The photo above has gone extremely viral over the last few days. Former No. 2 overall pick Jabari Parker’s knee showed that sports injuries sometimes do last a lifetime.

After years of injuries... Parker’s knee now tells the entire story of his career.

Parker entered the NBA in 2014 as one of the most hyped prospects in the entire draft. The Milwaukee Bucks selected him with the second overall pick and the expectation was simple... he was supposed to become a franchise star.

But just 25 games into his rookie season, everything changed.

In December of 2014, Parker tore the ACL in his left knee. His rookie season ended immediately.

Then a little over two years later... it happened again.

February 2017.

Same knee.

Another torn ACL.

Two ACL tears in the same joint before Parker even turned 22 years old. That’s the moment his career trajectory completely changed.

When most people hear “ACL tear”, they think of a ligament injury that eventually heals and everything goes back to normal.

But the reality is much more complicated than that.

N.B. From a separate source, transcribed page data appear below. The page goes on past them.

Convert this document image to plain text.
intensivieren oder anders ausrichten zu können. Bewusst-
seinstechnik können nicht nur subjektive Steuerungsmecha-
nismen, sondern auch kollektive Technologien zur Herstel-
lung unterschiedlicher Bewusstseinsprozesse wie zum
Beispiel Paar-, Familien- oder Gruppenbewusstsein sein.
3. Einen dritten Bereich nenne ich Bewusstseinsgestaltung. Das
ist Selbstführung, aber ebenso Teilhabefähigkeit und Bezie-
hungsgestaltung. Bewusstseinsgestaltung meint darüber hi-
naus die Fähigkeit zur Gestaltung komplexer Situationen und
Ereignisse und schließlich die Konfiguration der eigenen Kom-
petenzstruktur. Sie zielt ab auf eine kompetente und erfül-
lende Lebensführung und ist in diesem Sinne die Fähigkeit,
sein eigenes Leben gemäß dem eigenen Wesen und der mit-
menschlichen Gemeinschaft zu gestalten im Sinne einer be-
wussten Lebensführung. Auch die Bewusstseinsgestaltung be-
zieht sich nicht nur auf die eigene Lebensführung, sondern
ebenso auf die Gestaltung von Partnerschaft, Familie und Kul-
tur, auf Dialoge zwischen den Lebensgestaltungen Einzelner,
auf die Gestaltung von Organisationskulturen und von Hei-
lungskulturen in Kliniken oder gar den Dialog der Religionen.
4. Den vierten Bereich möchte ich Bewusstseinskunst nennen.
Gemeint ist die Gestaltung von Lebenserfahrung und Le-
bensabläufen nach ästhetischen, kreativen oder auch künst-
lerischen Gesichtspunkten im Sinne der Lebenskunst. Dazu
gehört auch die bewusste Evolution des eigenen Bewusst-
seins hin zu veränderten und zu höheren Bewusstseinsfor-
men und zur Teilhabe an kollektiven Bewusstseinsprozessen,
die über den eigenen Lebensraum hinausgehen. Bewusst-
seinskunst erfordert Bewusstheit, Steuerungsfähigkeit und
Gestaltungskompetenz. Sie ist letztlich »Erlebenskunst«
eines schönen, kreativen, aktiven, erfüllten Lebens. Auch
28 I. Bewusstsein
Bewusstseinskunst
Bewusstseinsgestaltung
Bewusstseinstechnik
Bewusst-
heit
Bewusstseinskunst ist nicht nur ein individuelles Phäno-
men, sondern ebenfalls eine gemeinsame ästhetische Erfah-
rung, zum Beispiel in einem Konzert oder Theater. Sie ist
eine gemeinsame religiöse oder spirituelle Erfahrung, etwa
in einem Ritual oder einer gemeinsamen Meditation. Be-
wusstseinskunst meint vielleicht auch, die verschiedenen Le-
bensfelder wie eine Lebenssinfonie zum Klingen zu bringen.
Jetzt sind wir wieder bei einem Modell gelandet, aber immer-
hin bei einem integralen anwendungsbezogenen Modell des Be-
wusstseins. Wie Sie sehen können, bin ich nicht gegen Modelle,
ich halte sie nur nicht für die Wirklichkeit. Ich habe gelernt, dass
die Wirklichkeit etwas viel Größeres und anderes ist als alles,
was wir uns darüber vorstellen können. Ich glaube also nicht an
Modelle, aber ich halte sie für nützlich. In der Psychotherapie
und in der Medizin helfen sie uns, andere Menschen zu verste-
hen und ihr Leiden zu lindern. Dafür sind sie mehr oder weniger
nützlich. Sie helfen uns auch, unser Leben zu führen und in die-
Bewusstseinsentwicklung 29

When the ACL tears, doctors usually have to completely reconstruct the ligament using tissue from another part of the body. During surgery they often place screws into the bone to hold the new ligament in place while it heals.

Over time the knee recovers... but it rarely looks exactly the same again.

Multiple surgeries can leave thick scar tissue around the joint. Months of rehab can also change how the muscles in the leg develop over time.

That’s why Parker’s knee today looks so different from what you would normally see on a professional athlete.

It’s essentially a physical record of years of surgeries, rehab, and trauma to the joint.

Recovering from one ACL tear is already one of the toughest injuries in sports.

Recovering from two in the same knee is incredibly rare at the highest level of basketball.

Players have to rebuild almost everything... strength, explosiveness, stability, and maybe most importantly, confidence in the knee again.

Even after all that, many athletes say the joint never truly feels the same.

Yet Parker still managed to continue playing professional basketball after both injuries.

Today he plays overseas with Joventut Badalona in Spain. His NBA career never quite reached the superstar level many expected when he was drafted.

But the fact that he’s still playing high-level basketball after everything his knee has been through is impressive on its own.